SMOKE SCREEN by Jørn Lier Horst and Thomas Enger, translated by Megan Turney (Orenda Books, 2021)

Reviewed by Craig Sisterson

Oslo, New Year’s Eve. The annual firework celebration is rocked by an explosion, and the city is put on terrorist alert.

Police officer Alexander Blix and blogger Emma Ramm are on the scene, and when a severely injured survivor is pulled from the icy harbour, she is identified as the mother of two-year-old Patricia Semplass, who was kidnapped on her way home from kindergarten ten years earlier … and never found.

Blix and Ramm join forces to investigate the unsolved case, as public interest heightens, the terror threat is raised, and it becomes clear that Patricia’s disappearance is not all that it seems…

I'm a fan of both Jørn Lier Horst and Thomas Enger, as storytellers and just great blokes too (oh for the days when we all perhaps took for granted the many opportunities to hang out at crime writing festivals). So I was intrigued by their teaming up for a series starring Oslo cop Alexander Blix and online journalist Emma Ramm (interestingly the two protagonists reflect Horst and Enger's prior careers - though I don't know if this means they each write that particular character's viewpoint). 

SMOKE SCREEN opens with New Year's Eve celebrations at the harbour in Oslo, an icy borderline between one year ending and another beginning. But the year isn't the only thing to end as midnight approaches; a bomb goes off, and lives are lost. An investigation begins. Is it a terrorist attack - or something more targeted? The fact that among the victims is a woman some believe was involved with the disappearance of her own daughter ten years before, has Blix wondering if there was something more to the bombing than a random attack on the public at a busy time and place. 

After the explosive beginning, this novel settles into an absorbing tale that draws you in slowly and surely as Blix and Ramm both look to get to the bottom of both what happened at the harbour, and why, and what happened to little Patricia Semplass all those years ago (a case that still troubles Blix). 

Both are motivated by something more than just their professional roles. 

Horst and Enger almost lull readers with their smooth style as events unfold, setting us up for the revelations to come.

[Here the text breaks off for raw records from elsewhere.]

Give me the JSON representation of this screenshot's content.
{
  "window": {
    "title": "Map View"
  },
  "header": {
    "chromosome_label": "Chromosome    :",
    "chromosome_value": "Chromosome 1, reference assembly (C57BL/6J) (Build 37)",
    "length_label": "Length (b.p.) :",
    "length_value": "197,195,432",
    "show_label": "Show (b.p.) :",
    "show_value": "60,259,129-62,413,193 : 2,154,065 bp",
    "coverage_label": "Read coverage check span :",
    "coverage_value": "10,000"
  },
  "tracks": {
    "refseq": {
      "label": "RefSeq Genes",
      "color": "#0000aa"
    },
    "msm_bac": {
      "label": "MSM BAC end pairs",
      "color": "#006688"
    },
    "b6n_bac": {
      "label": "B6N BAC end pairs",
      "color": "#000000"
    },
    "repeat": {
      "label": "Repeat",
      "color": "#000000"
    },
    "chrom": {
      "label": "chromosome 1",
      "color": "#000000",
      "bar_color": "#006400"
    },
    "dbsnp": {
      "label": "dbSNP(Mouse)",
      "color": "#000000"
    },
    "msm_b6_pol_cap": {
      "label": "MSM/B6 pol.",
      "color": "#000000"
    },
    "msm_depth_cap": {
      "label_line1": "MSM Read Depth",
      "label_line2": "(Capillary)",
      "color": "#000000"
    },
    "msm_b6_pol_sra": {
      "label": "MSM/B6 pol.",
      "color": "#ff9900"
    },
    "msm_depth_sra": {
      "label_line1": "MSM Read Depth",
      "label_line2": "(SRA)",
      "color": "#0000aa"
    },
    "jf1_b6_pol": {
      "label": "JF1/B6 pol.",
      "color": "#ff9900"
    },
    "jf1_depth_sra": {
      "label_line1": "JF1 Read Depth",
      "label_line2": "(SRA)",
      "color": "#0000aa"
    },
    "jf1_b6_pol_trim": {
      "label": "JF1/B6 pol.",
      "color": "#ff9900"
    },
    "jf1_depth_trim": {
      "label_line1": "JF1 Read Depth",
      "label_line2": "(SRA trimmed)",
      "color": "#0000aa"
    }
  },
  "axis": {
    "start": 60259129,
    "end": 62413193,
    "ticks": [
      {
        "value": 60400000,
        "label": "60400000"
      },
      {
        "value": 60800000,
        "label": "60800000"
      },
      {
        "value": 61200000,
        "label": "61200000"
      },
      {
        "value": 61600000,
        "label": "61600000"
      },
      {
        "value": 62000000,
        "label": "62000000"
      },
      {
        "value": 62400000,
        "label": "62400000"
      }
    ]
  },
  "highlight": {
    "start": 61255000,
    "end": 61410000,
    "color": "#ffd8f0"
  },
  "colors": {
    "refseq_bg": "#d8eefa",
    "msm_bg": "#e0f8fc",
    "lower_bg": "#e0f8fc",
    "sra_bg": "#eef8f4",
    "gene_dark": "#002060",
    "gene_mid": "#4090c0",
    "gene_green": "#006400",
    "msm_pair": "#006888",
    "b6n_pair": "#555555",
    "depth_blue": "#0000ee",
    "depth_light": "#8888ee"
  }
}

Blix and Ramm are intriguing main characters, linked by tragedies and operating in ways similar and contrasting. It's a fascinating relationship. The characterisation and character interplay is good throughout, from our heroes to Blix's police partner Kovic to various individuals that crop up in the story: incarcerated father, grieving parent, immigrant hotel maid, and more.

There's a sense of humanity, and sorrow, throughout the book. Of the weight of actions taken and tragedies old and new. It's a clever tale that mesmerises more than hitting you over the head with obvious action or style. While at the same time it does pack some emotional oomph. 

A good read from two very good authors. 

Craig Sisterson is a lawyer turned features writer from New Zealand, now living in London. He writes about crime fiction for newspapers, magazines and websites in several countries, and has appeared onstage at festivals on three continents. He's been a judge of the Ned Kelly Awards and the McIlvanney Prize, and is founder of the Ngaio Marsh Awards and co-founder of Rotorua Noir. His first non-fiction book, SOUTHERN CROSS CRIME, was published in 2020.